CPLR article 52 sets forth procedures for the enforcement of money judgments in New York (see Cruz v TD Bank, N.A., 22 NY3d 61, 66 [2013]). A judgment creditor may utilize the enforcement devices provided under CPLR article 52 to enforce a judgment (see generally Flagstar Bank, FSB v State of New York, 114 AD3d 138, 145 [2013]). CPLR 5232 supplies the methods for levying and execution against a judgment debtor's personal property, including bank accounts (see Richard C. Reilly, Prac Commentaries, McKinney's Cons Laws of NY, CPLR C5232:1). CPLR 5232 (a) requires that service of an execution and levy on a garnishee of a judgment debtor must be "in the same manner as a summons" (see Matter of Kitson & Kitson v City of Yonkers, 40 AD3d 758, 760 [2007]). New York City Civil Court Act § 1609 permits a City marshal to serve an execution and levy only upon entities within the City.

CPLR 5240 states that a court "may at any time, on its own initiative or the motion of any interested person, and upon such notice as it may require, make an order denying, limiting, conditioning, regulating, extending or modifying the use of any enforcement procedure." " 'CPLR 5240 grants the courts broad discretionary power to control and regulate the enforcement of a money judgment under article 52 to prevent unreasonable annoyance, expense, embarrassment, disadvantage, or other prejudice to any person or the courts' " (Plymouth Venture Partners, II, L.P. v GTR Source, LLC, 37 NY3d 591, 600 [2021] [internal quotation marks omitted], quoting Guardian Loan Co. v Early, 47 NY2d 515, 519 [1979]; see Distressed Holdings, LLC v Ehrler, 113 AD3d 111, 120 [2013]).

[*3] Here, the defendants failed to meet their prima facie burden of demonstrating entitlement to relief from the execution and levy pursuant to CPLR article 52. While the defendants sought relief from the execution and levy based upon the circumstances by which the City marshal served it upon BMO, the defendants failed to substantiate those circumstances with competent evidence thereof in their initial motion paper submissions.

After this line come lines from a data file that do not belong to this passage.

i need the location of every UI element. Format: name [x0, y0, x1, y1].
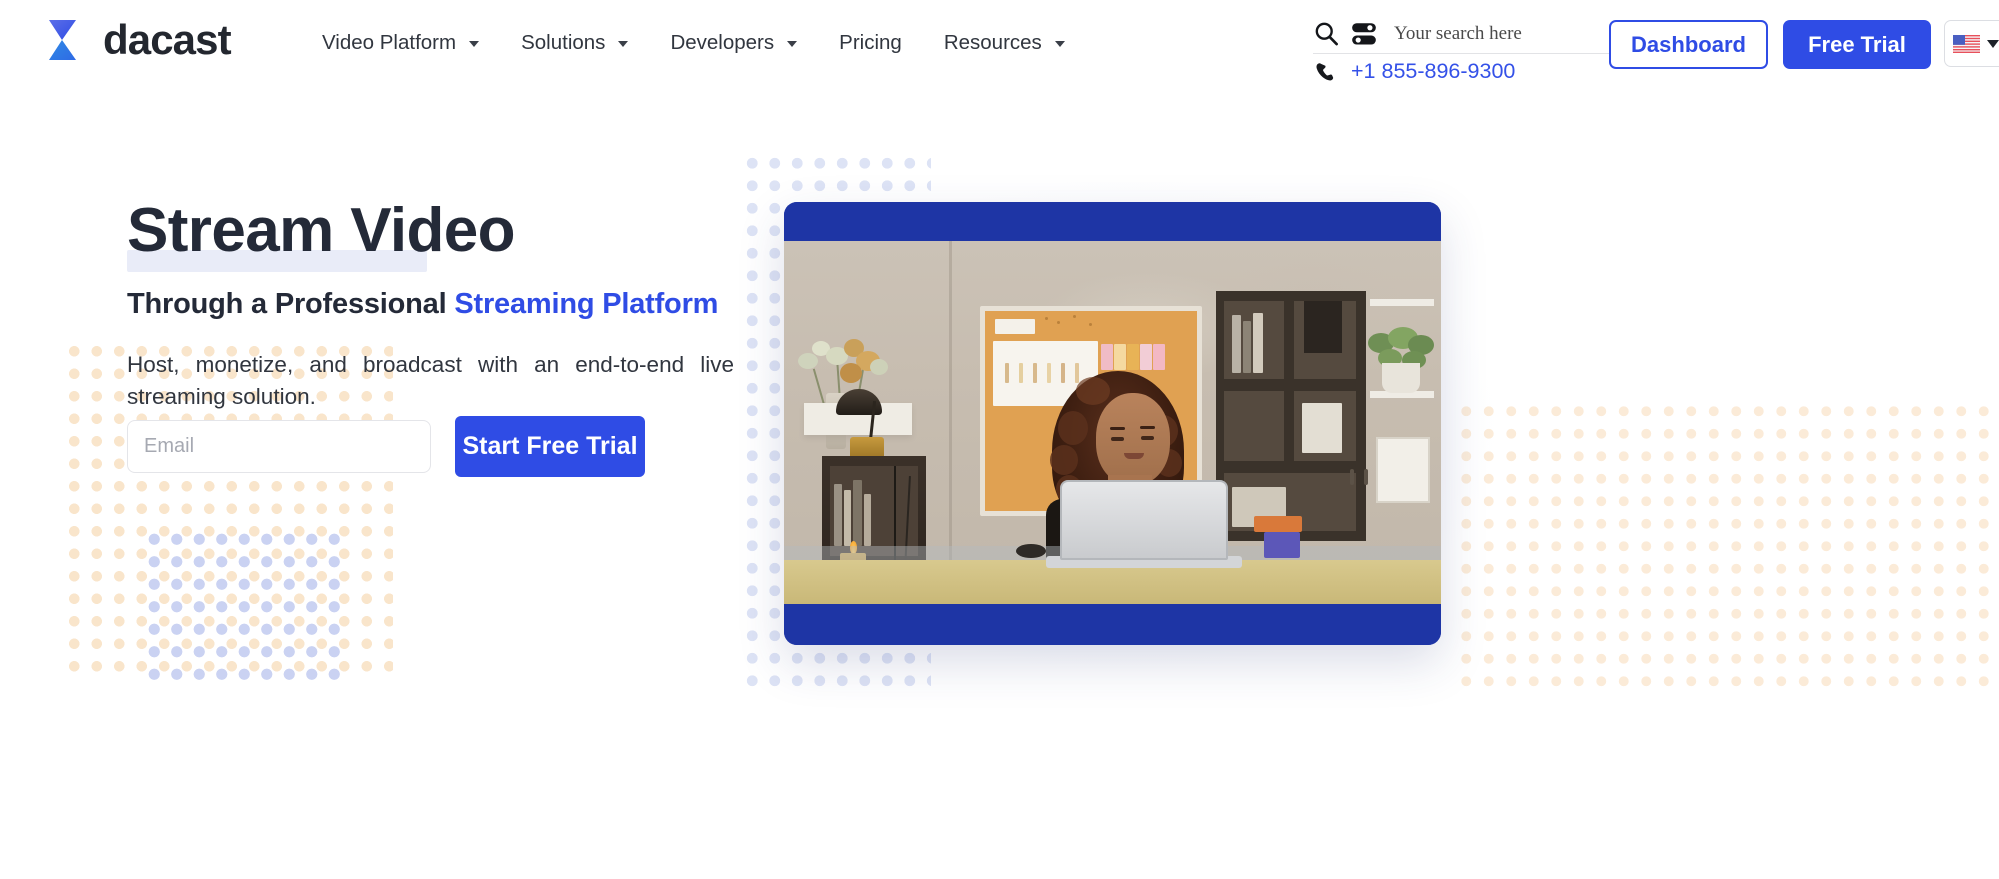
dacast-chevron-logo-icon [49, 20, 76, 60]
chevron-down-icon [1054, 41, 1065, 48]
hero-title-text: Stream Video [127, 196, 516, 265]
nav-item-pricing[interactable]: Pricing [825, 31, 916, 54]
nav-label: Resources [943, 31, 1042, 54]
hero-subtitle: Through a Professional Streaming Platfor… [127, 286, 887, 322]
email-input[interactable] [127, 420, 431, 473]
phone-number-link[interactable]: +1 855-896-9300 [1351, 61, 1515, 83]
us-flag-icon [1953, 34, 1980, 53]
site-header: dacast Video Platform Solutions Develope… [0, 0, 1999, 98]
player-top-bar [784, 202, 1441, 241]
search-input[interactable] [1394, 22, 1604, 45]
chevron-down-icon [469, 41, 480, 48]
nav-item-developers[interactable]: Developers [656, 31, 811, 54]
video-scene-image [784, 241, 1441, 604]
search-icon[interactable] [1313, 20, 1340, 47]
nav-item-resources[interactable]: Resources [930, 31, 1079, 54]
nav-item-video-platform[interactable]: Video Platform [322, 31, 493, 54]
nav-label: Developers [670, 31, 775, 54]
video-stage [784, 241, 1441, 604]
person-face [1096, 393, 1170, 485]
nav-label: Pricing [839, 31, 902, 54]
nav-label: Solutions [521, 31, 606, 54]
logo[interactable]: dacast [46, 16, 232, 63]
main-nav: Video Platform Solutions Developers Pric… [322, 31, 1079, 54]
laptop [1060, 480, 1228, 560]
page-root: dacast Video Platform Solutions Develope… [0, 0, 1999, 879]
free-trial-button[interactable]: Free Trial [1783, 20, 1931, 69]
start-free-trial-button[interactable]: Start Free Trial [455, 416, 645, 477]
hero-subtitle-accent[interactable]: Streaming Platform [454, 288, 718, 320]
shelving-unit [1216, 291, 1366, 541]
search-bar[interactable] [1313, 14, 1619, 54]
chevron-down-icon [1987, 39, 1999, 48]
filter-toggle-icon[interactable] [1350, 21, 1378, 47]
chevron-down-icon [618, 41, 629, 48]
phone-icon [1316, 63, 1334, 81]
decorative-dot-grid-blue [143, 528, 343, 688]
page-title: Stream Video [127, 196, 516, 272]
nav-label: Video Platform [322, 31, 457, 54]
hero-copy: Stream Video Through a Professional Stre… [127, 196, 887, 412]
dashboard-button[interactable]: Dashboard [1609, 20, 1768, 69]
phone-contact[interactable]: +1 855-896-9300 [1313, 60, 1515, 84]
hero-subtitle-plain: Through a Professional [127, 288, 455, 321]
player-bottom-bar[interactable] [784, 604, 1441, 645]
chevron-down-icon [787, 41, 798, 48]
hero-description: Host, monetize, and broadcast with an en… [127, 351, 734, 409]
nav-item-solutions[interactable]: Solutions [507, 31, 642, 54]
logo-text: dacast [103, 16, 232, 63]
language-selector[interactable] [1944, 20, 1999, 67]
decorative-dot-grid-peach-right [1455, 400, 1999, 690]
signup-form: Start Free Trial [127, 416, 645, 477]
video-player-card[interactable] [784, 202, 1441, 645]
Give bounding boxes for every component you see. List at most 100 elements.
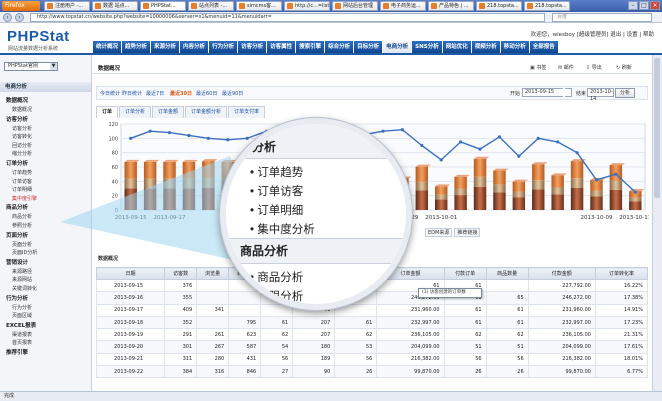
main-nav-item[interactable]: 访客属性 xyxy=(267,41,296,53)
main-nav-item[interactable]: 趋势分析 xyxy=(122,41,151,53)
browser-tab[interactable]: PHPStat... xyxy=(140,1,186,11)
browser-tab[interactable]: simcms客... xyxy=(236,1,282,11)
date-range-link[interactable]: 昨日统计 xyxy=(122,90,142,97)
date-range-link[interactable]: 今日统计 xyxy=(100,90,120,97)
browser-tab[interactable]: 注册用户 -... xyxy=(44,1,90,11)
mag-item-order-detail[interactable]: • 订单明细 xyxy=(250,202,303,218)
sidebar-item[interactable]: 数据概况 xyxy=(12,106,32,113)
main-nav-item[interactable]: 来源分析 xyxy=(151,41,180,53)
sidebar-group[interactable]: EXCEL报表 xyxy=(6,321,36,329)
tab-favicon-icon xyxy=(431,3,437,9)
main-nav-item[interactable]: 电商分析 xyxy=(383,41,412,53)
refresh-button[interactable]: ↻ 刷新 xyxy=(616,64,632,71)
sidebar-group[interactable]: 商品分析 xyxy=(6,203,28,211)
sidebar-item[interactable]: 缩分分析 xyxy=(12,150,32,157)
date-range-link[interactable]: 最近30日 xyxy=(170,90,192,97)
site-select[interactable]: PHPStat官网 ▼ xyxy=(4,62,58,71)
back-icon[interactable]: ‹ xyxy=(3,13,12,22)
main-nav-item[interactable]: SNS分析 xyxy=(412,41,442,53)
browser-tab[interactable]: 218.topsta... xyxy=(476,1,522,11)
main-nav-item[interactable]: 统计概况 xyxy=(93,41,122,53)
sub-tab[interactable]: 订单 xyxy=(96,106,119,118)
date-range-link[interactable]: 最近7日 xyxy=(146,90,164,97)
sub-tab[interactable]: 订单金额分析 xyxy=(185,106,228,118)
sidebar-item[interactable]: 订单明细 xyxy=(12,186,32,193)
sidebar-item[interactable]: 页面区域 xyxy=(12,312,32,319)
sidebar-item[interactable]: 来源路径 xyxy=(12,268,32,275)
sidebar-item[interactable]: 关键词转化 xyxy=(12,285,37,292)
main-nav-item[interactable]: 综合分析 xyxy=(325,41,354,53)
sub-tab[interactable]: 订单支付率 xyxy=(228,106,266,118)
maximize-icon[interactable]: □ xyxy=(639,1,649,10)
sidebar-item[interactable]: 访客转化 xyxy=(12,133,32,140)
main-nav-item[interactable]: 行为分析 xyxy=(209,41,238,53)
close-icon[interactable]: × xyxy=(650,1,660,10)
mag-item-concentration[interactable]: • 集中度分析 xyxy=(250,221,315,237)
export-button[interactable]: ⇩ 导出 xyxy=(586,64,602,71)
browser-tab[interactable]: 电子商务运... xyxy=(380,1,426,11)
mag-item-product[interactable]: • 商品分析 xyxy=(250,269,303,285)
sidebar-item[interactable]: 行为分析 xyxy=(12,304,32,311)
y-tick-label: 120 xyxy=(108,122,118,128)
sidebar-item[interactable]: 来源网站 xyxy=(12,276,32,283)
sidebar-item[interactable]: 参照分析 xyxy=(12,222,32,229)
table-cell: 227,792.00 xyxy=(527,278,596,293)
browser-tab[interactable]: 产品特色 | ... xyxy=(428,1,474,11)
search-input[interactable]: 百度 xyxy=(552,13,652,22)
date-range-link[interactable]: 最近60日 xyxy=(196,90,217,97)
line-point xyxy=(594,178,599,182)
user-info[interactable]: 欢迎您，wiesboy [超级管理员] 退出 | 设置 | 帮助 xyxy=(531,30,654,38)
browser-tab[interactable]: http://c...=list xyxy=(284,1,330,11)
sidebar-item[interactable]: 首页报表 xyxy=(12,339,32,346)
sidebar-group[interactable]: 营销设计 xyxy=(6,258,28,266)
scrollbar-thumb[interactable] xyxy=(654,58,660,198)
sub-tab[interactable]: 订单金额 xyxy=(152,106,185,118)
sidebar-item[interactable]: 页面分析 xyxy=(12,241,32,248)
end-date-input[interactable]: 2013-10-14 xyxy=(587,88,614,102)
sidebar-item[interactable]: 回访分析 xyxy=(12,142,32,149)
bookmark-button[interactable]: ▣ 书签 xyxy=(530,64,546,71)
forward-icon[interactable]: › xyxy=(15,13,24,22)
sidebar-group[interactable]: 访客分析 xyxy=(6,115,28,123)
sidebar-item[interactable]: 订单访客 xyxy=(12,178,32,185)
main-nav-item[interactable]: 访客分析 xyxy=(238,41,267,53)
site-select-value: PHPStat官网 xyxy=(8,63,38,69)
browser-tab[interactable]: 数据 站点... xyxy=(92,1,138,11)
browser-tab[interactable]: 网站后台管理 xyxy=(332,1,378,11)
date-range-link[interactable]: 最近90日 xyxy=(222,90,243,97)
sidebar-item[interactable]: 订单趋势 xyxy=(12,169,32,176)
minimize-icon[interactable]: – xyxy=(628,1,638,10)
sidebar-group[interactable]: 行为分析 xyxy=(6,294,28,302)
main-nav-item[interactable]: 搜索引擎 xyxy=(296,41,325,53)
sidebar-item[interactable]: 商品分析 xyxy=(12,213,32,220)
browser-tab[interactable]: 218.topsta... xyxy=(524,1,570,11)
mag-item-quadrant[interactable]: • 象限分析 xyxy=(250,288,303,304)
sidebar-group[interactable]: 数据概况 xyxy=(6,96,28,104)
mag-item-order-visitor[interactable]: • 订单访客 xyxy=(250,183,303,199)
table-cell: 2013-09-17 xyxy=(95,303,166,317)
sidebar-item[interactable]: 集中度引擎 xyxy=(12,195,37,202)
main-nav-item[interactable]: 视频分析 xyxy=(471,41,500,53)
analyze-button[interactable]: 分析 xyxy=(615,88,635,98)
main-nav-item[interactable]: 内容分析 xyxy=(180,41,209,53)
sub-tab[interactable]: 订单分析 xyxy=(119,106,152,118)
main-nav-item[interactable]: 全部报告 xyxy=(529,41,558,53)
sidebar-item[interactable]: 访客分析 xyxy=(12,125,32,132)
sidebar-item[interactable]: 渠道报表 xyxy=(12,331,32,338)
sidebar-group[interactable]: 页面分析 xyxy=(6,231,28,239)
firefox-menu-button[interactable]: Firefox xyxy=(2,1,40,11)
mag-item-order-trend[interactable]: • 订单趋势 xyxy=(250,164,303,180)
main-nav-item[interactable]: 目标分析 xyxy=(354,41,383,53)
main-nav-item[interactable]: 网站优化 xyxy=(442,41,471,53)
main-nav-item[interactable]: 移动分析 xyxy=(500,41,529,53)
bar-segment xyxy=(454,188,467,196)
sidebar-group[interactable]: 订单分析 xyxy=(6,159,28,167)
legend-edm[interactable]: EDM来源 xyxy=(425,228,453,237)
legend-recommend[interactable]: 推荐链接 xyxy=(454,228,481,237)
browser-tab[interactable]: 站点列表 -... xyxy=(188,1,234,11)
browser-tab-label: 注册用户 -... xyxy=(55,3,84,9)
email-button[interactable]: ✉ 邮件 xyxy=(558,64,574,71)
sidebar-item[interactable]: 页面ID分析 xyxy=(12,249,37,256)
sidebar-group[interactable]: 推荐引擎 xyxy=(6,348,28,356)
url-bar[interactable]: http://www.topstat.cn/website.php?websit… xyxy=(30,13,545,22)
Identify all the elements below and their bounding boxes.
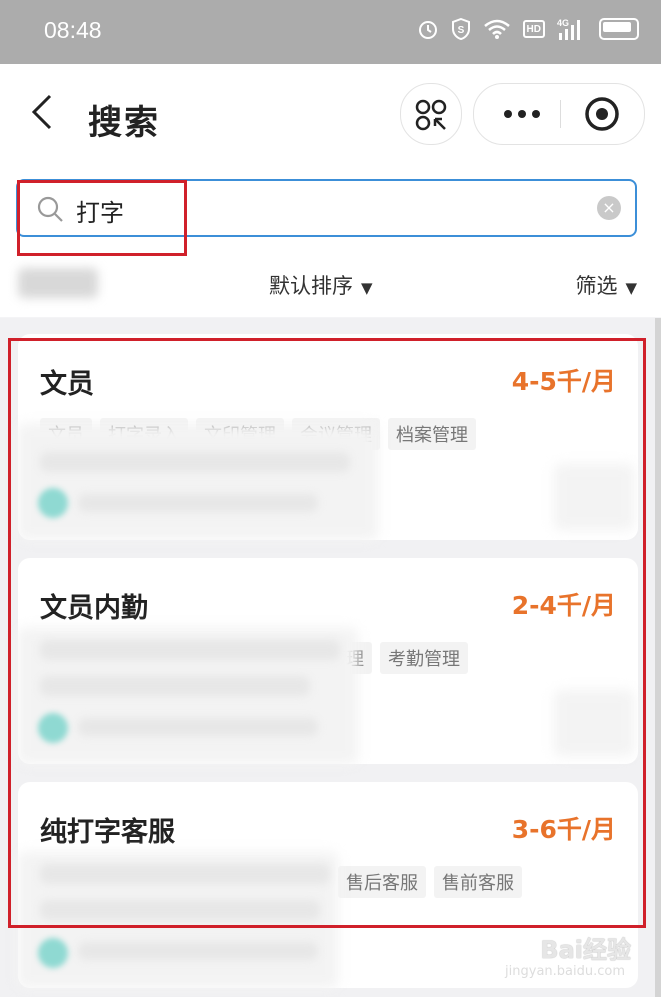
- status-icons: S HD 4G: [417, 17, 639, 41]
- highlight-box-results: [8, 338, 646, 928]
- wifi-icon: [483, 18, 511, 40]
- nav-bar: 搜索: [0, 64, 661, 167]
- blurred-avatar: [38, 938, 68, 968]
- status-bar: 08:48 S HD 4G: [0, 0, 661, 64]
- page-title: 搜索: [88, 103, 160, 143]
- location-filter-blurred[interactable]: [18, 268, 98, 298]
- scan-icon: [415, 99, 447, 131]
- sort-dropdown[interactable]: 默认排序 ▼: [269, 270, 373, 300]
- filter-label: 筛选: [575, 274, 618, 298]
- back-button[interactable]: [22, 92, 62, 132]
- battery-icon: [599, 18, 639, 40]
- signal-icon: 4G: [557, 17, 587, 41]
- caret-down-icon: ▼: [625, 279, 637, 297]
- filter-row: 默认排序 ▼ 筛选 ▼: [0, 262, 661, 310]
- status-time: 08:48: [44, 17, 102, 43]
- target-close-icon: [585, 97, 619, 131]
- filter-dropdown[interactable]: 筛选 ▼: [575, 270, 637, 300]
- hd-badge: HD: [522, 20, 545, 38]
- scan-button[interactable]: [400, 83, 462, 145]
- scrollbar[interactable]: [655, 318, 661, 997]
- watermark-logo: Bai经验: [540, 936, 631, 964]
- highlight-box-search: [17, 180, 187, 256]
- more-dots-icon: [504, 110, 540, 118]
- sort-label: 默认排序: [269, 274, 353, 298]
- mini-program-capsule: [473, 83, 645, 145]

Additionally, while there is no concrete temporal limitation for the initiation of a CPLR 5240 proceeding, which is mostly equitable in nature, such relief should be pursued within a reasonable time after the injury is incurred (see Plymouth Venture Partners, II, L.P. v GTR Source, LLC, 37 NY3d 591 [2021]; Cruz v TD Bank, N.A., 22 NY3d at 76 n 4). Further, laches is "an equitable bar, based on a lengthy neglect or omission to assert a right and the resulting prejudice to an adverse party" (Saratoga County Chamber of Commerce v Pataki, 100 NY2d 801, 816 [2003]). "Laches is applicable where there has been a considerable delay resulting in a change of position, intervention of equities, loss of evidence, or other disadvantages" (O'Dette v Guzzardi, 204 AD2d 291, 292 [1994]; see Skrodelis v Norbergs, 272 AD2d 316, 317 [2000]). Here, the defendants offered no explanation for why they waited approximately three years since the judgment by confession was satisfied by the execution and levy to seek relief pursuant to CPLR article 52. During that time, the plaintiff's position had changed. Under such circumstances, laches bars the relief sought by the defendants under CPLR article 52.

Accordingly, the Supreme Court, upon reargument, properly adhered to the determination denying the defendants' motion to vacate the execution and levy and thereupon to direct the plaintiff to pay restitution to the defendants in an amount equal to all monies paid by BMO pursuant to the execution and levy. Miller, J.P., Ford, Love and Hom, JJ., concur. [Prior Case History: 78 Misc 3d 461.]